Gáspár shoves through the crowd and manages to catch one corner of my wolf cloak, yanking it right off my back.
“Have you gone absolutely mad?” he snarls. “The people in this city are God-fearing Patritians, and on this, the holiest day, they are riled to the peak of their zealotry. They would line up at the gates for a chance to prove their faith by killing you, especially the men—to them you are a pagan before you are a woman.”
Even without my cloak I am an oddity in the crowd, among the dour Patritian women with their covered hair and downcast eyes. I can scarcely hear my own voice over the ragged, vicious pounding of my heart.
“What else would you have me do?” I bite back. “Nándor has my father.”
“I would have you not be a fool,” Gáspár says—harshly, but there’s a desperate, pleading look in his eye that makes me pause, drawing in a furious breath. “If you charge into the palace like this, you’ll damn both of us and your father.”
Both of us. He’s afraid that I’ll reveal him, as a failure who brought back the wrong wolf-girl, or worse, as a failure who kissed that wolf-girl and bared his throat for her to latch her teeth into. My fear and hurt hardens into fury, and I no longer care about my dignity or his.
“Is there really nothing more precious to you than your purity?” I spit. “You’ve spent too many nights lying beside a wolf-girl to flush and fret over it now. I don’t have any plans to reveal you, so save your miserable spluttering. If you’re right, one of your prized, pious killers will put a blade through my back first, and your secret will die when I do.”
Gáspár holds my wolf cloak limply, the wind ruffling his hair across his face. Unlike the other occasions when I have spoken of our tryst or his compromised chastity, no color rises to his cheeks, and his eye is narrowed thin as an arrow slit.
“Do you really think that’s all I care about?” he demands. “If you’re really so keen to damn us both—”
“No,” I cut in, thinking of cut hearts and my mother’s braid in my pocket. “Not both of us. You are still a Woodsman, a prince. His son. The worst thing your father took from you is an eye.”

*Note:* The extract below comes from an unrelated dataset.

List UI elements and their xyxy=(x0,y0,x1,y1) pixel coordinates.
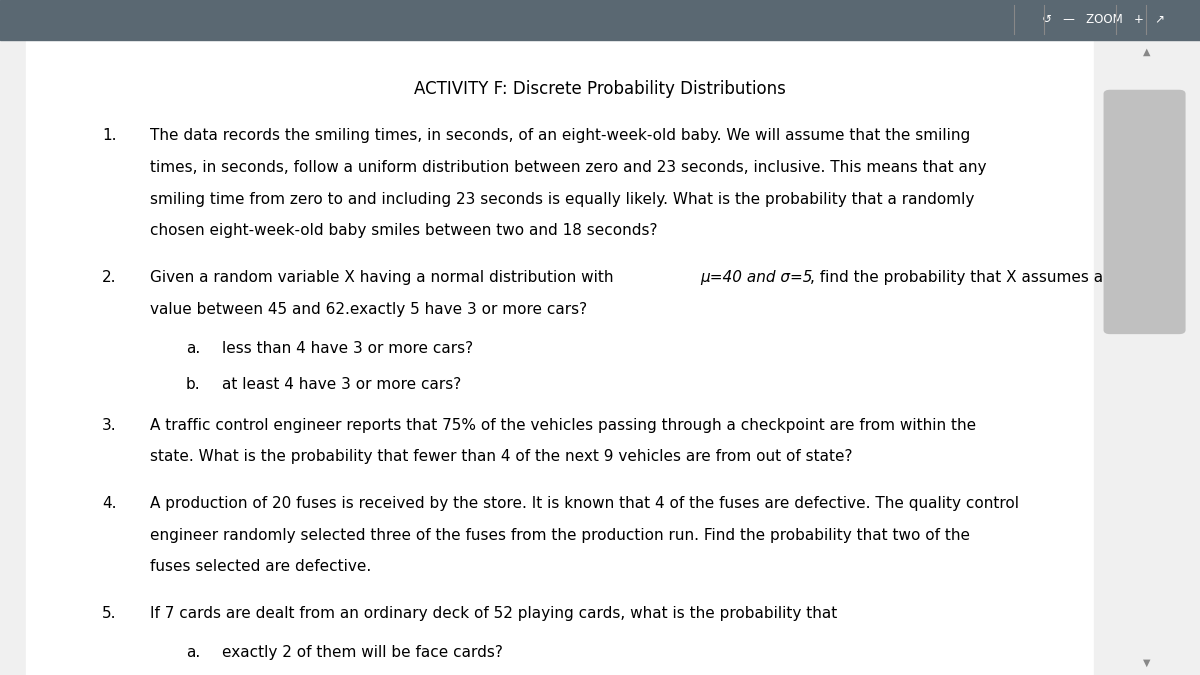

With difficulty, I turn my horse and maneuver her through the crowd. In the distance, the castle looms like a great dark bird, but it casts no shadow because there is no sun. The crumbling stone of the Broken Tower is a pale gash against the charcoal sky.
The narrow street opens to a courtyard, penned by a gate of black wood. Here the festival-goers are packed so close, straining over one another’s heads, that I can’t inch my horse any farther. I slip off her back and shoulder through the crowd, past good Patritian women with white bonnets and Patritian men with grim, sweat-stained faces. The smell of fried bread drifts past me, mingling with something fouler and worse.
I elbow past a weaver woman with six teeth, who scowls at me and claws at my arm in retaliation. I scarcely feel the swipe of her nails. I push and push until I reach the very front of the crowd, staring out at the square courtyard with its filthy gray stones. In the center is a huddle of Woodsmen, and a Yehuli man between them, and he is standing on the corpse of a killed pig.
My stomach lurches at the sight and smell of it. I raise a hand to my mouth, bile crawling up my throat.
The man’s arms are bound behind his back with a long, frayed rope, taut with his pulling. He wears the same odd white hat as the boy I saw on Yehuli Street. From where I stand all I can see is a slivered fraction of his face, pale as a waning moon. He has a long nose and woolly gray brows, and his chin is raised defiantly, as if he can’t even see the gore on the ground beneath him.
There are two more men in the courtyard. One is hunched with age, swaddled in the dull tawny robes of a Patritian holy man. He blinks his small, bright eyes like a little brown mole, fingers curling around the iron pendant at his throat.
The other man is far too young to be king, but that is not the thought that dominates me in the moment. All I can think is that he is the most beautiful man I have ever seen. He is no older than Gáspár, sweet-faced and almost boyish, wearing a dolman dyed the color of a velvet-dark evening. His auburn hair curls loosely to the nape of his neck, luxuriant, as if it’s mocking the shorn heads of the Woodsmen beside him. He has the dewy complexion of an opal newly polished, and blue eyes that gleam beneath feathered golden lashes. When he smiles, it etches crooked dimples into his cheeks, the kind of small flaw that throws the rest of his face into breathless relief, every other feature made lovelier by comparison.